Schaar: Das waren natürlich stets Zwischenstände und auch heute ist es nicht sinnvoll, eine Art Schlussbilanz in Sachen Datenschutz und Informationsfreiheit aufzustellen. Als Amtsträger auf Zeit sollte man nicht dem Irrglauben erliegen, dass mit dem eigenen Ausscheiden die Aufgaben erledigt sind. Der Weg in die Informationsgesellschaft geht weiter, und zwar mit zunehmendem Tempo und es ist alles andere als sicher, wohin die Reise geht: In einen virtuellen Vergnügungspark, eine digitale Diktatur oder in eine Gesellschaft mit mehr Chancengleichheit, Meinungsvielfalt und Toleranz. Deshalb ist es mir wichtig, dass sich möglichst viele Menschen für eine humane und demokratische Informationsgesellschaft einsetzen.
 

Was kann ein Bundesdatenschutzbeauftragter mehr machen als nur mahnen?

Derzeit ist die schärfste "Waffe" der oder des Bundesbeauftragten eine Beanstandung, also eine Art formalisierte Rüge. Das reicht natürlich nicht aus. Leider sind meine Forderungen nach effektiven Sanktionsmöglichkeiten von den verschiedenen Bundesregierungen nicht erfüllt worden. Mit der anstehenden EU-Datenschutzreform bestehen aber gute Chancen, diesen Missstand zu beseitigen. Die Entwürfe sehen nämlich vor, dass alle Datenschutzbehörden die Befugnis erhalten, unzulässige Datenverarbeitung zu untersagen und hohe Bußgelder zu verhängen.
 

Welchen Stellenwert nimmt Ihrer Ansicht nach die kritische Berichterstattung in den Medien ein?

Wir leben seit Jahrzehnten zunehmend in einer durch Medien geprägten Gesellschaft, aber die Mediennutzung ändert sich gerade dramatisch. Als ich kürzlich die Studierenden meiner Datenschutzvorlesung fragte, wie viele denn regelmäßig eine Tageszeitung lesen, meldete sich eine einzige von 50 Teilnehmenden. Hier besteht auch für Datenschützer sicherlich Nachholbedarf, denn viele Datenschutzthemen sind medial kaum präsent.
 

2008 haben Sie ein Buch mit dem Titel "Das Ende der Privatsphäre" veröffentlicht. Sind wir immer noch am Ende oder schon einen Schritt weiter?

Na ja, der Buchtitel sollte zunächst als Frage formuliert werden.
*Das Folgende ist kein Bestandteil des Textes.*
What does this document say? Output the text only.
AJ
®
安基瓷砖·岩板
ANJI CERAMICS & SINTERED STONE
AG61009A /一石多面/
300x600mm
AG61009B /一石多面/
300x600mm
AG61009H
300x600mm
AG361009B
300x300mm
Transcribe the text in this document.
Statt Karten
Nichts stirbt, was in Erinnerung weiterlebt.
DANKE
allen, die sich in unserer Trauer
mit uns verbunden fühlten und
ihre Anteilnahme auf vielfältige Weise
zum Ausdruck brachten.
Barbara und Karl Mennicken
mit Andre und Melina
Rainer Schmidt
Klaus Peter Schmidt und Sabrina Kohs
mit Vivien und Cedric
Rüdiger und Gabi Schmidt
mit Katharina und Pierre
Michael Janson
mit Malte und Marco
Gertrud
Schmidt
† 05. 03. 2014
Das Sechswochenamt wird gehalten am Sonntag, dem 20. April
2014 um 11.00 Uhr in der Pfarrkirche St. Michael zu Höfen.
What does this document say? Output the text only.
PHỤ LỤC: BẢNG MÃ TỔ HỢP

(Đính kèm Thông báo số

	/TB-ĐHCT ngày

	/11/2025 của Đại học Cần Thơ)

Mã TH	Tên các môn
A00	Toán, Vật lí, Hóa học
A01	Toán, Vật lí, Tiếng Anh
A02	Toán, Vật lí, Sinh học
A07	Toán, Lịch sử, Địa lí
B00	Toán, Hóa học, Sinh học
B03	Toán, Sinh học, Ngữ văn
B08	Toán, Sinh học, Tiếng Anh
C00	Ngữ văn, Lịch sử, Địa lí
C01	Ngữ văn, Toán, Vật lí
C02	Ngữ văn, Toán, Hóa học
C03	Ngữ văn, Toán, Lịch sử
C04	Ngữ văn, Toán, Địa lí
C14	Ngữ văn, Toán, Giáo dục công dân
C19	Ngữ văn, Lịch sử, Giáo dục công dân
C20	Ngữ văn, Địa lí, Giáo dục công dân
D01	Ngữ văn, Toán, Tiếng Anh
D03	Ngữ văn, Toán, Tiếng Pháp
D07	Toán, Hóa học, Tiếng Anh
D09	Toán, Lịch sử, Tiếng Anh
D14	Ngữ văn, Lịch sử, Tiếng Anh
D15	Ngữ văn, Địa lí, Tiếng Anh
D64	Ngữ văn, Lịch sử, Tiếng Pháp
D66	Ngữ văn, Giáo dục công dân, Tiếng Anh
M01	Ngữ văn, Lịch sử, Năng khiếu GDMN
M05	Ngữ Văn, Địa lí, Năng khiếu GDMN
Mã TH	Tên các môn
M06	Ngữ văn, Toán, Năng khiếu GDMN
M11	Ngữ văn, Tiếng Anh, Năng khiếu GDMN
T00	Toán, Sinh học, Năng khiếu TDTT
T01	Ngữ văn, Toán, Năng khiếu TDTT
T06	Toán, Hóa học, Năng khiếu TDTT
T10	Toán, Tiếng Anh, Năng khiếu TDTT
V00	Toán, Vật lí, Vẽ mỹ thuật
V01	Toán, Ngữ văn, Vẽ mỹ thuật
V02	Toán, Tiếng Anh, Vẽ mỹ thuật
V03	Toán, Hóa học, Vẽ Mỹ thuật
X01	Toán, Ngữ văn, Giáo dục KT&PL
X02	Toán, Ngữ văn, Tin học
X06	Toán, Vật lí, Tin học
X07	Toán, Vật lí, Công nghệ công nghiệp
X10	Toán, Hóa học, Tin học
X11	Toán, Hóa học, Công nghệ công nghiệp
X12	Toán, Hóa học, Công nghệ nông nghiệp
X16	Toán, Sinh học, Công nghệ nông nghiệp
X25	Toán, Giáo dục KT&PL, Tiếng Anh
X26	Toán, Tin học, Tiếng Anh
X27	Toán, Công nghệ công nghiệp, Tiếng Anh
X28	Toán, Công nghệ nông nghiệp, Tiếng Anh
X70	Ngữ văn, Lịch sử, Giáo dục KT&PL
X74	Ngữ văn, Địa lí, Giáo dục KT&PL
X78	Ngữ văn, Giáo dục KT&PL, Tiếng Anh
Der Verlag war aber der Meinung, das Buch würde sich ohne Fragezeichen besser verkaufen. Für mich ist der Ausgang nach wie vor offen, trotz der zunehmenden Überwachungsmöglichkeiten. Genau das versuche ich, in meinem neuen Buch "Das digitale Wir" deutlich zu machen: Ohne gesellschaftliches Engagement und ohne politischen Gestaltungsanspruch rutschen wir immer tiefer in die Abhängigkeit der Technik und derjenigen, die sie steuern.
 

Noch als Bundesdatenschutzbeauftragter warnten Sie eindringlich nach den Ermittlungspannen in der Mordserie des "Nationalsozialistischen Untergrunds" (NSU) dem Verfassungsschutz mehr Macht einzuräumen. Sie forderten eine Reform des Verfassungsschutzes. Reicht dies aus, oder müssen wir nicht vielmehr alle Geheimdienste auf den Prüfstand und auch in Frage stellen?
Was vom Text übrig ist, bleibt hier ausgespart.